Admire Mukupe won Gellibrand’s 2025 Client Wellbeing Award. A humble man, putting clients first comes natural to him as he places care at the centre of everything he does.
After Admire Mukupe won Gellibrand’s 2025 Client Wellbeing Award, he said he’d always felt appreciated for his work but that it felt good to get the extra recognition.
“It was just confirmation that I might be going in the right direction,” he smiled when I met him at Gellibrand’s Honey Grove site where he was on an ISP shift.
Admire has been a Gellibrand support worker for eleven years, but his career direction has always been about caring for people. When he moved to Australia from Zimbabwe at the end of secondary school, he studied for and received a Community Development degree. But he wanted to work directly with people – and learn more about them – so he studied again, this time for an Advanced Diploma in Disability.
Before coming to Gellibrand, Admire worked in the government sector in disability and with some large support providers. He said Gellibrand’s commitment to people was the main difference between his current and previous employers.
“Some big operators have mass volumes of clients. So, more often, clients are treated as a number rather than from an individual perspective. That’s something that I didn’t want. I felt the systems in place were not there to benefit clients. It was just to keep things calm.”
Whereas other employers sometimes discouraged him from taking clients out during shifts, he said Gellibrand’s policy is vastly different. If a client wants to do something – and they will be safe – then Admire knows the outing can be trialled.
“I took one client on a train ride for the first time,” he said, adding that the client became a little nervous when boarding due to the gap between platform and carriage. “But once we got on, he was all smiles, all day. We went to Williamstown, then did a Yarra River cruise and caught a train back. The smile and the happiness he showed that day gave me confirmation we were doing the right thing.”

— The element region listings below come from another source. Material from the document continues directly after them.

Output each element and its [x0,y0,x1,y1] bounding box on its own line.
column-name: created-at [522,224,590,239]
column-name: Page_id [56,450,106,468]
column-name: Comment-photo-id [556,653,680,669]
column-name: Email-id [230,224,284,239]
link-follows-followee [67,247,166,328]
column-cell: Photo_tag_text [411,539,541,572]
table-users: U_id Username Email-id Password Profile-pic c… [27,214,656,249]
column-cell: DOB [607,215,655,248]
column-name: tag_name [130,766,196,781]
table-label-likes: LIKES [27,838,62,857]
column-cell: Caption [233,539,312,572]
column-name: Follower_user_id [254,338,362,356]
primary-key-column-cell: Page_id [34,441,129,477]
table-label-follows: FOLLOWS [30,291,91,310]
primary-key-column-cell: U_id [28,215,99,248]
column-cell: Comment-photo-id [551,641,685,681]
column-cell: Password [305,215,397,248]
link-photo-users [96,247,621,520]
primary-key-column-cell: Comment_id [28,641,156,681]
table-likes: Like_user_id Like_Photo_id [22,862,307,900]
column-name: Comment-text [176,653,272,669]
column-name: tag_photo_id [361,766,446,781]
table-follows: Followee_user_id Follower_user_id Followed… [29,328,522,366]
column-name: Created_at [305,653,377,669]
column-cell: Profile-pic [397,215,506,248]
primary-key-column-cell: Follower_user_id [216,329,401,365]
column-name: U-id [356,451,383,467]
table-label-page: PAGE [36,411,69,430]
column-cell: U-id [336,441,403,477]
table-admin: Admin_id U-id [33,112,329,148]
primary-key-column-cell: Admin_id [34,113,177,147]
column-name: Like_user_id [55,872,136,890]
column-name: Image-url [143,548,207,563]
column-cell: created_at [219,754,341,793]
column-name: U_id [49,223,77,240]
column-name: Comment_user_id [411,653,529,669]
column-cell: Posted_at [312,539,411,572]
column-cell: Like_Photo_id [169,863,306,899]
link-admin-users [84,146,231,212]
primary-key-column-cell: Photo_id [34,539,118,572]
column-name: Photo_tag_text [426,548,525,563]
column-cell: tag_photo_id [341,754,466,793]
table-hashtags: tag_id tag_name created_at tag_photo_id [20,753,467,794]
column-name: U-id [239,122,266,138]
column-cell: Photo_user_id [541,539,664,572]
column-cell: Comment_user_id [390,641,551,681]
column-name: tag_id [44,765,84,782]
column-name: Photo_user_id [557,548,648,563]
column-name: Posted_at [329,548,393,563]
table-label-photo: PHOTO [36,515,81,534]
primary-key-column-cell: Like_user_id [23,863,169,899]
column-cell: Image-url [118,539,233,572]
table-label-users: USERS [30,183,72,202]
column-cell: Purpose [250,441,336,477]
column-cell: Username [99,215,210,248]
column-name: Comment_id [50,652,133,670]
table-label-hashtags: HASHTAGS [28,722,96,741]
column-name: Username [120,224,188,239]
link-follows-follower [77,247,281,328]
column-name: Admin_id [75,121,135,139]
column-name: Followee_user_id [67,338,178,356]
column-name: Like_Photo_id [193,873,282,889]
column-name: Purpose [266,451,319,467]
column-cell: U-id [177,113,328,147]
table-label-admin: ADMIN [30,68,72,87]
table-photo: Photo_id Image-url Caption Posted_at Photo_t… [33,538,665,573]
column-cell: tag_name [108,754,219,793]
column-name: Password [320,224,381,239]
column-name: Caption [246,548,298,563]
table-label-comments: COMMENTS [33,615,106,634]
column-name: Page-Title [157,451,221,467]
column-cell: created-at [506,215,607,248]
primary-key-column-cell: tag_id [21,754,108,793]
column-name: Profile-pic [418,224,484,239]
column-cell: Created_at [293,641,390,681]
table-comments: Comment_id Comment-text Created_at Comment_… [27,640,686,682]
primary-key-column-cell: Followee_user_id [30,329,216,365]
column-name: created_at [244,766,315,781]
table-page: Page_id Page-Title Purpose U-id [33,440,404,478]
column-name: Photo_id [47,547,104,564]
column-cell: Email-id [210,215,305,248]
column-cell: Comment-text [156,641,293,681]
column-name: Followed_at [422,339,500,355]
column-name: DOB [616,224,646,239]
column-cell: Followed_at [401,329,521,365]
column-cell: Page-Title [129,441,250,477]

Admire said paperwork and client notes at other organisations were often limited. At Gellibrand, he has had a lot more paperwork to do, something he knows is all about ensuring clients are put first.
“Everything we do at Gellibrand has a purpose,” he said. It’s not surprising that Admire enjoys that part of Gellibrand’s identity because he is a purpose-driven man, even in his personal life.
“I’m an avid gardener and I love preserving foods, like sun drying tomatoes and fish, making jerky – anything,” he said. “I’m building my knowledge of modern-day gardening techniques using small space to grow food organically, towards being self-sustaining and having less reliance on supermarkets.”
Admire likes to keep things simple, but his 2025 Client Wellbeing Award shows his simple approach is highly effective. He’s likewise clear and humble in his advice for anyone thinking of taking up disability support work.
“You don’t have to be perfect. This is a caring profession, and caring is at the centre of what we do. So that has to be the main driver of why we do this job. As long as you centre your work around care and support for the client, that’s the most important thing. Everything else will kind of fall into place.”